Of course, zooming out a little, there are many, many cases in which neither party has sufficient funds for representation, and so the court does not have the luxury of extracting funds from one party to ensure representation for the other to level the playing field. Nobody sensible would suggest that the appointment of a QLR by the court to ask questions on behalf of a party, where the other is represented before and throughout the hearing by their own advocate, is even approaching equality of arms. And to play devil’s advocate – if it wasn’t good enough for the mother in BR v SN, why is it good enough for all the other vulnerable litigants with ex partners who behave oppressively, who are not above using the process to put pressure on their exes, but who have shallower pockets?
The other striking feature of this case is that the child has been living in the mother’s care (with the approval of the court) for many years, and the court already has the benefit of a recent report from an independent social worker which clearly recommends that the child should remain living with the mother. However, said Moor J, the father was entitled to challenge this report, although he might have an ‘uphill struggle’. Indeed.

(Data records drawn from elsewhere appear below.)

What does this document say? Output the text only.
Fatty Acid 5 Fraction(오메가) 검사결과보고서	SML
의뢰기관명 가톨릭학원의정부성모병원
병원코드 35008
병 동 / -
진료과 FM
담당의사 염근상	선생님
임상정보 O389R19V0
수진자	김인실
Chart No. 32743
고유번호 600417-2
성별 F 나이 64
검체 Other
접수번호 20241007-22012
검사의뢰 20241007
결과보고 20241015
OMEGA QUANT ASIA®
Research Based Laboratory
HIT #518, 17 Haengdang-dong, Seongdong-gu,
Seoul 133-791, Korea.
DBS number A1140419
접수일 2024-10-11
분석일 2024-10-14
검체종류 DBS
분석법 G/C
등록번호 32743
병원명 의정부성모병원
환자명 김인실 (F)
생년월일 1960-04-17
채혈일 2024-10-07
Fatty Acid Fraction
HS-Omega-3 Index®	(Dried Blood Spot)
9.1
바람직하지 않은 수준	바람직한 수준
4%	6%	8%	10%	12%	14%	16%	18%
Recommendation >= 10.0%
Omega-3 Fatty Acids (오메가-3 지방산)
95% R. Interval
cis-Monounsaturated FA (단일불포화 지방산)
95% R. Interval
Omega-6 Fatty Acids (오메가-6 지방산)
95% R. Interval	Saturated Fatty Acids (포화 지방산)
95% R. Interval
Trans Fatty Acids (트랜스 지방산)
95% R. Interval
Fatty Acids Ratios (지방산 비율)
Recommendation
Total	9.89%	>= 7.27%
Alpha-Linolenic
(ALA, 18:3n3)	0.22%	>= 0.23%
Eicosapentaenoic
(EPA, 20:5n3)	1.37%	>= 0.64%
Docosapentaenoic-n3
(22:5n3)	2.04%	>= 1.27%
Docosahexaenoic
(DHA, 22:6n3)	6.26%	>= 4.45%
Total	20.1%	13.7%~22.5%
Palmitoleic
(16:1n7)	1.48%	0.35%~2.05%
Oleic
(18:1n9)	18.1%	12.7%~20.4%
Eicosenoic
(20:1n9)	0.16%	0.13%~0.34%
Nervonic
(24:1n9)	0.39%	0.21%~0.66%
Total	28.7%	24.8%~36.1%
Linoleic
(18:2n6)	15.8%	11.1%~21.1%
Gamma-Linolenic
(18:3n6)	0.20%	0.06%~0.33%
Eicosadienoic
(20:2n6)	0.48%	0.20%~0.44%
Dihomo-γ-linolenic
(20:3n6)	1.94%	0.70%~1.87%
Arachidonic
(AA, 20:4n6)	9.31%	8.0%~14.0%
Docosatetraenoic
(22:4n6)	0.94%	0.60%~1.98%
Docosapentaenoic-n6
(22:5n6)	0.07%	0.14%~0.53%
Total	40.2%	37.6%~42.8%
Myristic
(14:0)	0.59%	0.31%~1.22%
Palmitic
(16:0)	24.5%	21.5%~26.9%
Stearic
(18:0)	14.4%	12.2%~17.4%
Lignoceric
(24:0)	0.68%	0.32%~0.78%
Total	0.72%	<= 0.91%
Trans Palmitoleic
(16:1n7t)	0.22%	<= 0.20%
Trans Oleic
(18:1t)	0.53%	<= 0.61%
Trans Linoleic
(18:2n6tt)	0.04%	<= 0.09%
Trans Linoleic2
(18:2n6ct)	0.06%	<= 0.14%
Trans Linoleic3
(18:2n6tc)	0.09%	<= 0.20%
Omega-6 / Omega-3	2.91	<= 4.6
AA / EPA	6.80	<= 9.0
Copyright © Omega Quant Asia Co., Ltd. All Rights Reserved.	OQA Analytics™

Although it is not completely clear from the judgment (as it isn’t directly relevant to the appeal) it appears the mother has made a s91(14) application, but that it hasn’t yet been able to be dealt with (a s91(14) order requires a party to first obtain permission from the court before they are allowed to issue a fresh application about a child). Whilst a long history of repeat applications is not a pre-requisite, the history of many, largely unsuccessful applications by the father about this child, and the findings of vulnerability and oppressive conduct, suggest that such an order may well be made at the end of the proceedings, perhaps against both parents. The revised guidance around s91(14) orders contained in PD12Q certainly suggests the making of such orders requires proper judicial consideration.
We may see more of this family in due course, as the father has a pending appeal about a specific issue order relating to the child’s school, and assuming he complies with the revised Hadkinson order the court will proceed to decide his residence application before too long. It is to be hoped that the court will publish its judgments on those matters.